🤖 AI Summary
This work addresses the misalignment between local reaction prediction and global synthetic objectives in retrosynthetic planning by introducing the first end-to-end chain-of-thought reasoning framework that directly embeds strategic foresight into chemical reasoning. The approach employs path-consistent molecular representations and a progressive training strategy, coupled with a smooth transition from reasoning distillation to verifiable reward-based reinforcement learning, ensuring that each step aligns with the utility of actual synthetic pathways. Evaluated on the RetroBench benchmark, the method achieves state-of-the-art performance, significantly outperforming existing hybrid approaches—particularly in long-horizon planning tasks—while demonstrating enhanced robustness and consistency.
📝 Abstract
Retrosynthetic planning is a fundamental task in organic chemistry, yet remains challenging due to its combinatorial complexity.

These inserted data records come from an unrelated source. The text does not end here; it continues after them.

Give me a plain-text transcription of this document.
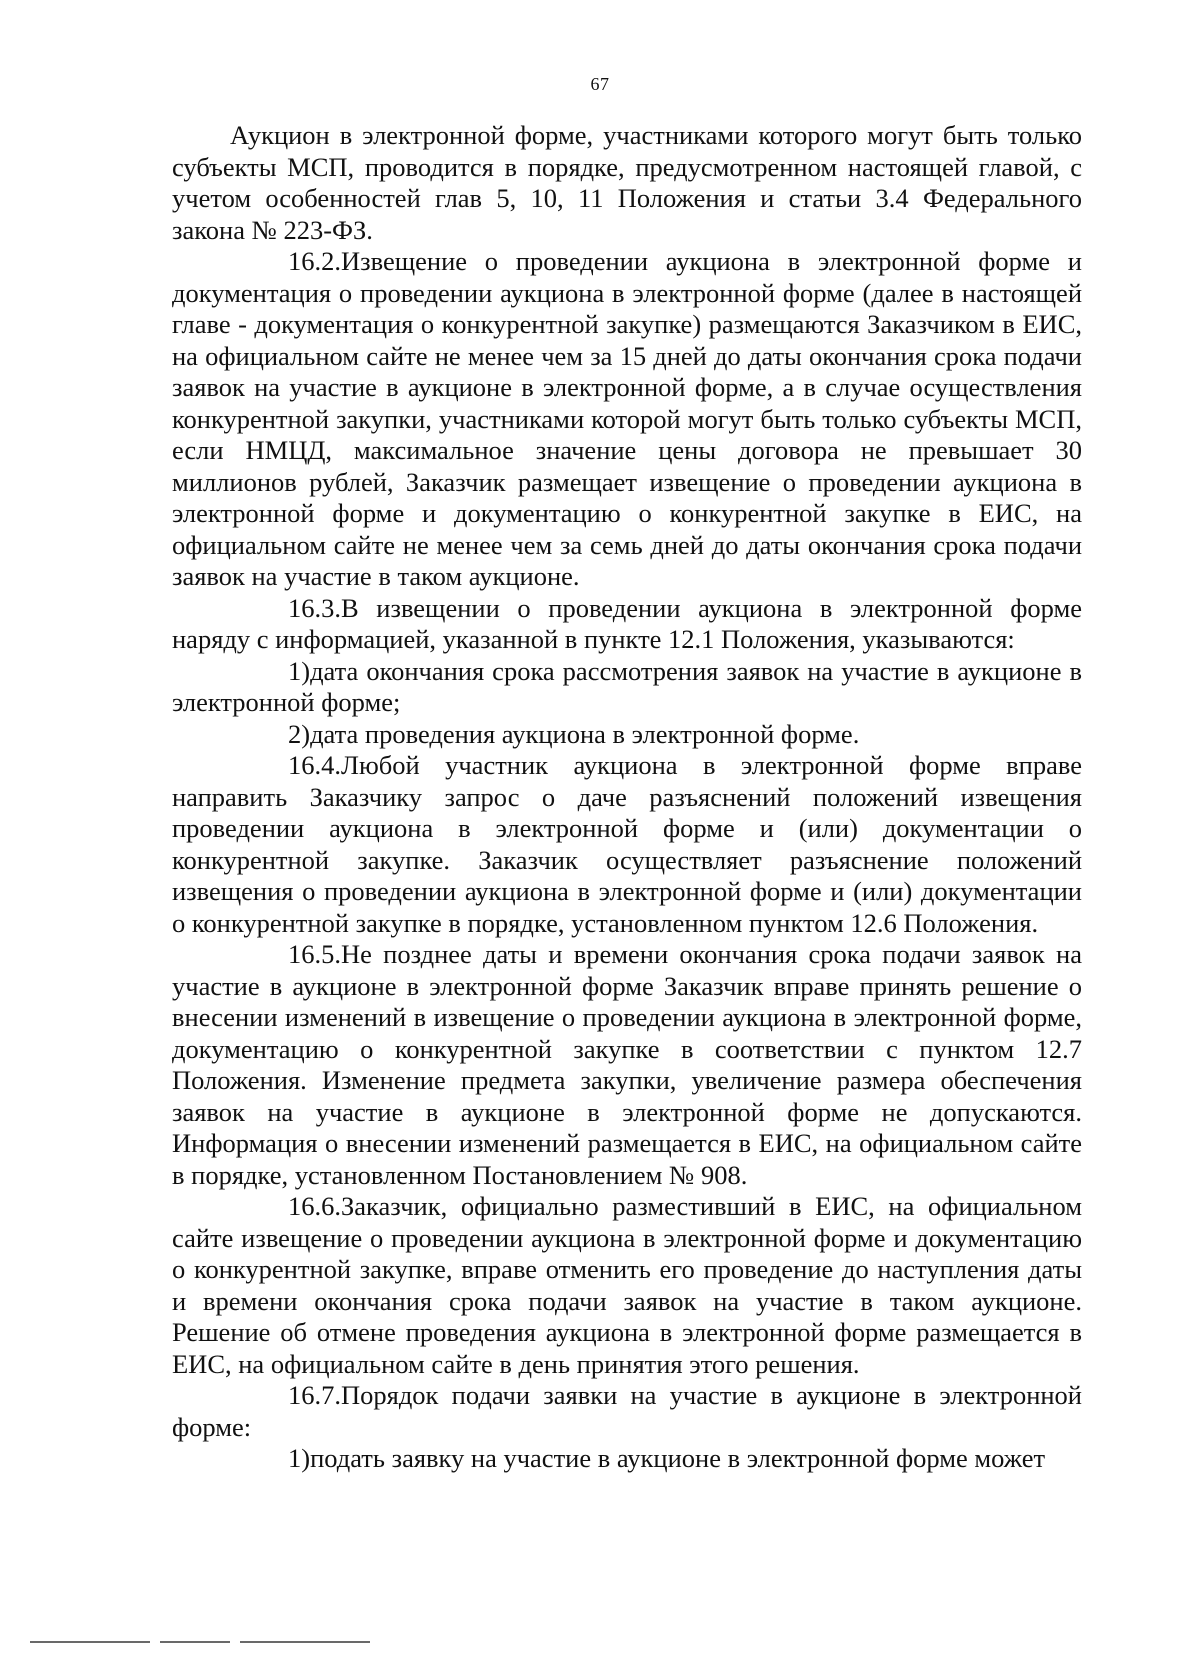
67

Аукцион в электронной форме, участниками которого могут быть только субъекты МСП, проводится в порядке, предусмотренном настоящей главой, с учетом особенностей глав 5, 10, 11 Положения и статьи 3.4 Федерального закона № 223-ФЗ.

16.2.Извещение о проведении аукциона в электронной форме и документация о проведении аукциона в электронной форме (далее в настоящей главе - документация о конкурентной закупке) размещаются Заказчиком в ЕИС, на официальном сайте не менее чем за 15 дней до даты окончания срока подачи заявок на участие в аукционе в электронной форме, а в случае осуществления конкурентной закупки, участниками которой могут быть только субъекты МСП, если НМЦД, максимальное значение цены договора не превышает 30 миллионов рублей, Заказчик размещает извещение о проведении аукциона в электронной форме и документацию о конкурентной закупке в ЕИС, на официальном сайте не менее чем за семь дней до даты окончания срока подачи заявок на участие в таком аукционе.

16.3.В извещении о проведении аукциона в электронной форме наряду с информацией, указанной в пункте 12.1 Положения, указываются:

1)дата окончания срока рассмотрения заявок на участие в аукционе в электронной форме;

2)дата проведения аукциона в электронной форме.

16.4.Любой участник аукциона в электронной форме вправе направить Заказчику запрос о даче разъяснений положений извещения проведении аукциона в электронной форме и (или) документации о конкурентной закупке. Заказчик осуществляет разъяснение положений извещения о проведении аукциона в электронной форме и (или) документации о конкурентной закупке в порядке, установленном пунктом 12.6 Положения.

16.5.Не позднее даты и времени окончания срока подачи заявок на участие в аукционе в электронной форме Заказчик вправе принять решение о внесении изменений в извещение о проведении аукциона в электронной форме, документацию о конкурентной закупке в соответствии с пунктом 12.7 Положения. Изменение предмета закупки, увеличение размера обеспечения заявок на участие в аукционе в электронной форме не допускаются. Информация о внесении изменений размещается в ЕИС, на официальном сайте в порядке, установленном Постановлением № 908.

16.6.Заказчик, официально разместивший в ЕИС, на официальном сайте извещение о проведении аукциона в электронной форме и документацию о конкурентной закупке, вправе отменить его проведение до наступления даты и времени окончания срока подачи заявок на участие в таком аукционе. Решение об отмене проведения аукциона в электронной форме размещается в ЕИС, на официальном сайте в день принятия этого решения.

16.7.Порядок подачи заявки на участие в аукционе в электронной форме:

1)подать заявку на участие в аукционе в электронной форме может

To address this, conventional approaches typically rely on hybrid frameworks that combine single-step predictions with external search heuristics, inevitably fracturing the logical coherence between local molecular transformations and global planning objectives. To bridge this gap and embed sophisticated strategic foresight directly into the model's chemical reasoning, we introduce ReTriP, an end-to-end generative framework that reformulates retrosynthesis as a direct Chain-of-Thought reasoning task. We establish a path-coherent molecular representation and employ a progressive training curriculum that transitions from reasoning distillation to reinforcement learning with verifiable rewards, effectively aligning stepwise generation with practical route utility. Empirical evaluation on RetroBench demonstrates that ReTriP achieves state-of-the-art performance, exhibiting superior robustness in long-horizon planning compared to hybrid baselines.